As per semiotic theory, we make sense of visual phenomena in several ways: resemblance (it looks like what it is), logic (cause and effect), convention (objects that have symbolic value), and signification (the visible signifying something else altogether, although often related). What was intriguing about that "Transition" student photo portfolio was the shift away from the first element: resemblance. Very few images were what they looked like, the meaning was not immediately clear. Even the familiar city had become unmoored from landmarks. It was everywhere and nowhere. This could be the start of something different.

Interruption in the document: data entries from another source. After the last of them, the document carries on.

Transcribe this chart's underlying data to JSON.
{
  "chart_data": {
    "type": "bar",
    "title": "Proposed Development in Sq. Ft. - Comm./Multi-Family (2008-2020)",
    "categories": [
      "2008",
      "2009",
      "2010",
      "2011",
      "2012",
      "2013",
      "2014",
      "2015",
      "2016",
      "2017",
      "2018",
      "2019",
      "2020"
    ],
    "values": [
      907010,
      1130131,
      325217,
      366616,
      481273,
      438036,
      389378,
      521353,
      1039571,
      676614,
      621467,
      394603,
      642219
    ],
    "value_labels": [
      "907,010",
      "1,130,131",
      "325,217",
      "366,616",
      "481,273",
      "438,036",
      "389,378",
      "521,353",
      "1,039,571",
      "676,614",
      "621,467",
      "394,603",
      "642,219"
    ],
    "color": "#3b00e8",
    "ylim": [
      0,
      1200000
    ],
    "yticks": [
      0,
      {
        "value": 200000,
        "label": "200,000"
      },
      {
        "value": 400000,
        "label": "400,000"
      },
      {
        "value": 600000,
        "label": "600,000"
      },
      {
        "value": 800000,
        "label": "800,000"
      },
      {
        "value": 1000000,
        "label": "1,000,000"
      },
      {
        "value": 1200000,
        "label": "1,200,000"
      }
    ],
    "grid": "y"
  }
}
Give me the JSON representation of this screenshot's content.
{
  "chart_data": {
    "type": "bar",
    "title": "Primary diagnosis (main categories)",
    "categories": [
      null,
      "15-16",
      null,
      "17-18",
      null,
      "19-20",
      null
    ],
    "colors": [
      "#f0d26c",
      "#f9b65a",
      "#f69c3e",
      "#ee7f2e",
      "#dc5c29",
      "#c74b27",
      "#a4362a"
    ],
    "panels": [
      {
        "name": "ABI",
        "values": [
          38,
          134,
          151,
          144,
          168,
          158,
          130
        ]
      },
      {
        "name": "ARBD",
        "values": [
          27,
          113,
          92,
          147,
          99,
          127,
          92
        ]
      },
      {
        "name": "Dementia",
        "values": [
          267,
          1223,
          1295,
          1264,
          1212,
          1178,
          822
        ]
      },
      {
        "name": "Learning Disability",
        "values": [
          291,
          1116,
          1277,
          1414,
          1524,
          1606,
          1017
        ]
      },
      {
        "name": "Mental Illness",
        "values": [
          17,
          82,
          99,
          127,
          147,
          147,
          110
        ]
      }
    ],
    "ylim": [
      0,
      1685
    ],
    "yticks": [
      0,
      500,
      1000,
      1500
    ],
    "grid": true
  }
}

Perhaps all this needs to be married to the fever dream embedded within those earlier, bucolic images.

The challenge for the coming years should be to carve out spaces for these new practices. Reclaim a space where photography is not just "practical," or a "career track." Expand available options for imagining worlds, instead of guarding the citadel.

We need a generous context for experiments, things that do not fit. But we also need to be welcoming to those who wish to color inside the lines.

Cacophony. Patience. Surprise. Courtesy. Rebellion. Humility.

Photography, in and out of focus.

Naeem Mohaiemen (naeem.mohaiemen @gmail.com) works in essay, photography, and film. His photography was included in Drik's 'Chobi Mela V' at Shilpakala Academy. Images accompanying this essay are taken from his project "Live true life or die trying," currently on view at Marginal Utility, Philadelphia.